In your comments, please show respect for each other and do not give advice. Please consider that your choice of words has the power to reduce stigma and change opinions (ie, "person struggling with substance use" vs. "addict", "use" vs. "abuse"...)

  1. Dear Dominique and others who have commented:

    I would like to say a huge thank-you! Last year at this time (January 2017) I had made it my New Year’s resolution to get the rest of my family on board with CRAFT and find a way to convince my alcoholic brother to move out of my parents’ house and get treatment.

    As the entire situation was largely out of my hands, I used as much of Module 8 as I could. But in fact, everything was more out of my hands than I knew–my brother nearly died due to an underlying medical condition that was exacerbated by his alcoholism. He moved out of my parents’ home and into a hospital in February 2017, and there he has remained ever since.

    In this horrific situation, I can look to one blessing–his deteriorating medical condition removed him from my vulnerable parents’ home and his continuing illness has kept him out and hospitalized. He is finally getting some therapy. We found a family friend who was (we are so grateful) able to become his health care proxy to whom he will listen.

    While nearly everything in this situation is beyond my power to change, I have benefited from CRAFT and from Allies in Recovery by helping me understand the mechanisms at work, understanding my own role, and being able to recognize concrete steps to help preserve my own emotional health and that of the rest of my family.

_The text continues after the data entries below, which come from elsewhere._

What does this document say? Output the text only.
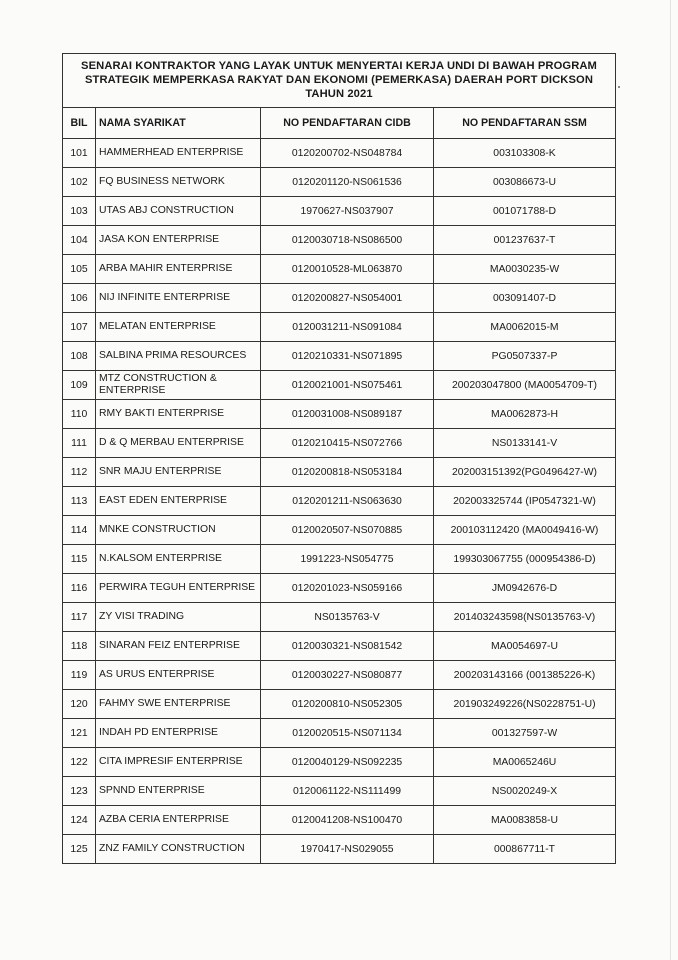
SENARAI KONTRAKTOR YANG LAYAK UNTUK MENYERTAI KERJA UNDI DI BAWAH PROGRAM
STRATEGIK MEMPERKASA RAKYAT DAN EKONOMI (PEMERKASA) DAERAH PORT DICKSON
TAHUN 2021
BIL	NAMA SYARIKAT	NO PENDAFTARAN CIDB	NO PENDAFTARAN SSM
101	HAMMERHEAD ENTERPRISE	0120200702-NS048784	003103308-K
102	FQ BUSINESS NETWORK	0120201120-NS061536	003086673-U
103	UTAS ABJ CONSTRUCTION	1970627-NS037907	001071788-D
104	JASA KON ENTERPRISE	0120030718-NS086500	001237637-T
105	ARBA MAHIR ENTERPRISE	0120010528-ML063870	MA0030235-W
106	NIJ INFINITE ENTERPRISE	0120200827-NS054001	003091407-D
107	MELATAN ENTERPRISE	0120031211-NS091084	MA0062015-M
108	SALBINA PRIMA RESOURCES	0120210331-NS071895	PG0507337-P
109	MTZ CONSTRUCTION & ENTERPRISE	0120021001-NS075461	200203047800 (MA0054709-T)
110	RMY BAKTI ENTERPRISE	0120031008-NS089187	MA0062873-H
111	D & Q MERBAU ENTERPRISE	0120210415-NS072766	NS0133141-V
112	SNR MAJU ENTERPRISE	0120200818-NS053184	202003151392(PG0496427-W)
113	EAST EDEN ENTERPRISE	0120201211-NS063630	202003325744 (IP0547321-W)
114	MNKE CONSTRUCTION	0120020507-NS070885	200103112420 (MA0049416-W)
115	N.KALSOM ENTERPRISE	1991223-NS054775	199303067755 (000954386-D)
116	PERWIRA TEGUH ENTERPRISE	0120201023-NS059166	JM0942676-D
117	ZY VISI TRADING	NS0135763-V	201403243598(NS0135763-V)
118	SINARAN FEIZ ENTERPRISE	0120030321-NS081542	MA0054697-U
119	AS URUS ENTERPRISE	0120030227-NS080877	200203143166 (001385226-K)
120	FAHMY SWE ENTERPRISE	0120200810-NS052305	201903249226(NS0228751-U)
121	INDAH PD ENTERPRISE	0120020515-NS071134	001327597-W
122	CITA IMPRESIF ENTERPRISE	0120040129-NS092235	MA0065246U
123	SPNND ENTERPRISE	0120061122-NS111499	NS0020249-X
124	AZBA CERIA ENTERPRISE	0120041208-NS100470	MA0083858-U
125	ZNZ FAMILY CONSTRUCTION	1970417-NS029055	000867711-T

    Reflecting on the year since my resolution, my lesson is that anything can happen. I learned to let go of some of the things that were beyond my control, and try to identify what I *could* do that would help.

    Sincere thanks. You have been invaluable.

    Kate

    1. Dear Kate: I am sorry to hear your brother suffered a serious medical condition due to his drinking but that this became a turning point for change, relieving your parents of the burden of caring for a loved and actively addicted son living in their home.

      I have a dear friend whose son was in prison for being the accessory to a gang style killing. He was addicted to drugs at the time and had fallen in with some very bad people.

      The young man was deeply ashamed by his behavior and had asked to see the prison pastor. The pastor told him that God did what had been needed to get his attention, nothing less had worked. The young man had to be convicted of a crime and spend this time in jail for God to get his attention and for the young man’s eyes to be opened.

      This story has stayed with me. Crises can become opportunities. Natural consequences are important. While I hope no one has to go down the road and become incarcerated to gain insight, insight is gained from adverse consequences as well as rewards and positive reinforcement of non-using moments.

      Change is almost constant with active addiction. With CRAFT, you raise your awareness and look for these moments. There are crises, or your Loved One gets fed up, speaks of despair or nascent motivation.

      You have paid us the ultimate compliment with your comment. The framework of CRAFT teaches families what their role is, how to draw the line, how not to personalize, and how to be effective in interactions with their Loved One. This transforms the relationship and can lead to a calmer clearer approach to addiction in your life.

      May this new year bring calm and peace to your family.